Xiaomi has released Robotics-0, an open-source Vision-Language-Action (VLA) model intended to power real-time robotic control and perception, underscoring the company’s ambitions beyond consumer electronics and into the foundation layers of physical AI.
The model, made publicly available with pretrained weights and code, integrates multimodal understanding with continuous action generation – an approach increasingly viewed as essential for robots that operate in dynamic, unstructured environments. Unlike models tailored solely for perception or language tasks, Robotics-0 is designed to connect what a robot sees and hears with what it does next.
By open-sourcing the technology, Xiaomi signals its intent to shape the broader research and development ecosystem for generalist robotics, potentially accelerating adoption and experimentation across academia and industry.
Bridging Perception, Language, and Action
At its core, Robotics-0 blends a pretrained Vision-Language Model (VLM) with a Diffusion Transformer (DiT) that generates continuous action sequences conditioned on both visual inputs and language instructions. The combined architecture allows the system to interpret images and textual directives, then produce executable robot control commands in real time.
Xiaomi reports that the model contains 4.7 billion parameters and was trained on a massive dataset that includes approximately 200 million robot trajectory steps alongside over 80 million samples of general vision-language data. The robot data spans tasks collected via teleoperation, including complex bimanual manipulation scenarios such as Lego disassembly and towel folding.
This dual-domain training approach is designed to preserve strong vision-language capabilities while enabling generalizable action generation – allowing the model to interpret instructions and translate them into motion without requiring extensive task-specific retraining.
A central challenge in combining perception and control is inference latency. Robotics-0 addresses this with asynchronous execution, where the robot begins executing one chunk of actions while the system prepares the next.
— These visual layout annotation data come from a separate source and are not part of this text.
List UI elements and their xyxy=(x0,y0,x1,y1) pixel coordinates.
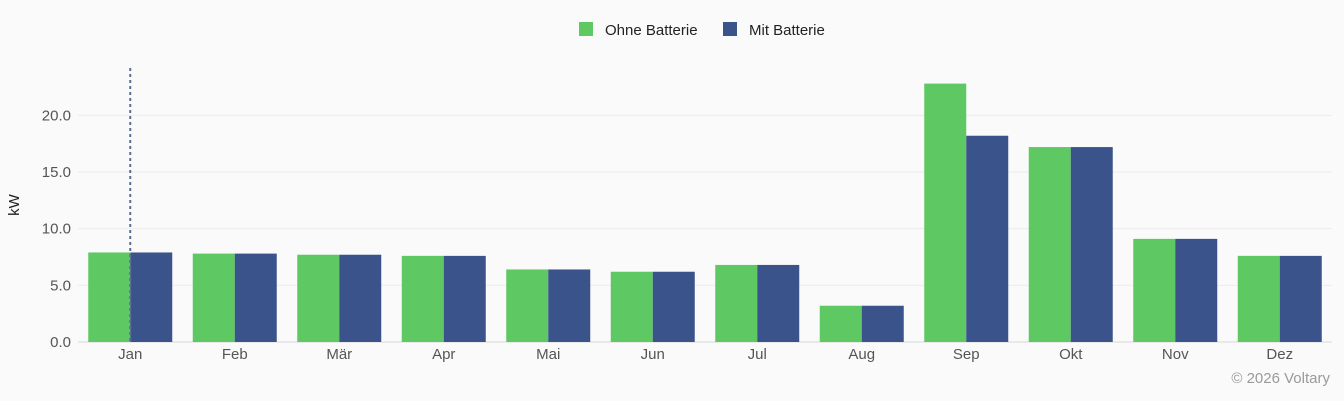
bar-mit-10[interactable] xyxy=(1175,238,1218,342)
x-tick-label: Aug xyxy=(848,346,875,363)
bar-ohne-9[interactable] xyxy=(1028,147,1071,342)
legend: Ohne Batterie Mit Batterie xyxy=(579,22,825,39)
bar-ohne-5[interactable] xyxy=(610,271,653,342)
y-tick-label: 10.0 xyxy=(42,221,71,238)
y-tick-label: 15.0 xyxy=(42,164,71,181)
copyright-text: © 2026 Voltary xyxy=(1231,370,1330,387)
bar-ohne-8[interactable] xyxy=(924,83,967,342)
x-tick-label: Mai xyxy=(536,346,560,363)
x-tick-label: Jul xyxy=(748,346,767,363)
y-tick-label: 0.0 xyxy=(50,334,71,351)
grid-lines xyxy=(78,114,1332,343)
bar-ohne-11[interactable] xyxy=(1237,255,1280,342)
bar-ohne-7[interactable] xyxy=(819,305,862,342)
x-tick-label: Mär xyxy=(326,346,352,363)
bar-mit-3[interactable] xyxy=(443,255,486,342)
bar-mit-4[interactable] xyxy=(548,269,591,342)
bar-mit-11[interactable] xyxy=(1279,255,1322,342)
x-tick-label: Dez xyxy=(1266,346,1293,363)
x-axis: Jan Feb Mär Apr Mai Jun Jul Aug Sep Okt Nov Dez xyxy=(118,346,1293,363)
x-tick-label: Okt xyxy=(1059,346,1083,363)
bars xyxy=(88,83,1322,342)
bar-ohne-2[interactable] xyxy=(297,254,340,342)
bar-ohne-10[interactable] xyxy=(1133,238,1176,342)
bar-mit-9[interactable] xyxy=(1070,147,1113,342)
bar-mit-1[interactable] xyxy=(234,253,277,342)
y-tick-label: 20.0 xyxy=(42,107,71,124)
bar-mit-2[interactable] xyxy=(339,254,382,342)
bar-ohne-4[interactable] xyxy=(506,269,549,342)
bar-ohne-0[interactable] xyxy=(88,252,131,342)
legend-swatch[interactable] xyxy=(723,22,737,36)
bar-ohne-1[interactable] xyxy=(192,253,235,342)
y-axis-title: kW xyxy=(6,193,23,216)
legend-swatch[interactable] xyxy=(579,22,593,36)
bar-mit-5[interactable] xyxy=(652,271,695,342)
bar-mit-6[interactable] xyxy=(757,264,800,342)
x-tick-label: Sep xyxy=(953,346,980,363)
x-tick-label: Nov xyxy=(1162,346,1189,363)
bar-ohne-3[interactable] xyxy=(401,255,444,342)
y-tick-label: 5.0 xyxy=(50,277,71,294)
bar-mit-0[interactable] xyxy=(130,252,173,342)
bar-mit-7[interactable] xyxy=(861,305,904,342)
x-tick-label: Jan xyxy=(118,346,142,363)
legend-label[interactable]: Ohne Batterie xyxy=(605,22,698,39)
x-tick-label: Apr xyxy=(432,346,455,363)
legend-label[interactable]: Mit Batterie xyxy=(749,22,825,39)
x-tick-label: Jun xyxy=(641,346,665,363)
bar-mit-8[interactable] xyxy=(966,135,1009,342)
bar-ohne-6[interactable] xyxy=(715,264,758,342)
y-axis: 0.0 5.0 10.0 15.0 20.0 xyxy=(42,107,71,351)
x-tick-label: Feb xyxy=(222,346,248,363)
This padding strategy ensures that physical motion flows continuously even under real-time constraints.
Early benchmarks suggest strong performance across simulation environments, with high success rates on standard tasks and competitive results on multimodal benchmarks. According to Xiaomi, the model approaches the underlying VLM’s performance on language and visual understanding metrics while delivering robust action generation in simulation.
Implications for Robotics Development
The open-source release comes at a pivotal moment in robotics. Across academia and industry, there is converging interest in foundation models that can generalize across tasks without retraining from scratch for each new scenario. By providing a publicly accessible, pretrained VLA model, Xiaomi is lowering barriers to experimentation and potentially influencing how next-generation embodied AI systems are built.
For robotics developers, Robotics-0 offers several strategic advantages:
- Multimodal integration: The ability to combine vision, language, and action generation facilitates more intuitive human-robot interaction workflows, as instructions can be delivered in natural language and grounded in visual context.
- Scalability: Pretrained weights and public code allow researchers and integrators to start from a shared baseline rather than building models from scratch.
- Real-time execution: By tackling the latency problem head-on through asynchronous action generation, Xiaomi moves toward practical deployment on physical platforms rather than pure simulation.
Open-source foundation models have accelerated progress in fields such as natural language processing and computer vision. Applying the same principle to embodied AI suggests a roadmap where robots can share knowledge structures and learning strategies across domains rather than isolated task solutions.
However, moving from benchmark performance to robust, commercialized robotics applications remains a substantive challenge. Physical systems must contend with real-world variability – from lighting conditions and sensor noise to mechanical wear and safety constraints – that remains difficult to capture in simulated training.
By releasing Robotics-0, Xiaomi invites the global robotics community to contribute toward refining and extending the model’s capabilities. Partnerships between researchers, integrators, and hardware manufacturers could accelerate the pace at which vision-language-action models power real-world robots.
Whether this open-source push will translate into commercial leadership depends on broader ecosystem adoption and how effectively developers leverage the model across diverse robotic platforms. But in a field where software has often lagged hardware advances, Xiaomi’s move marks an important effort to define the software stack for a new generation of embodied intelligence.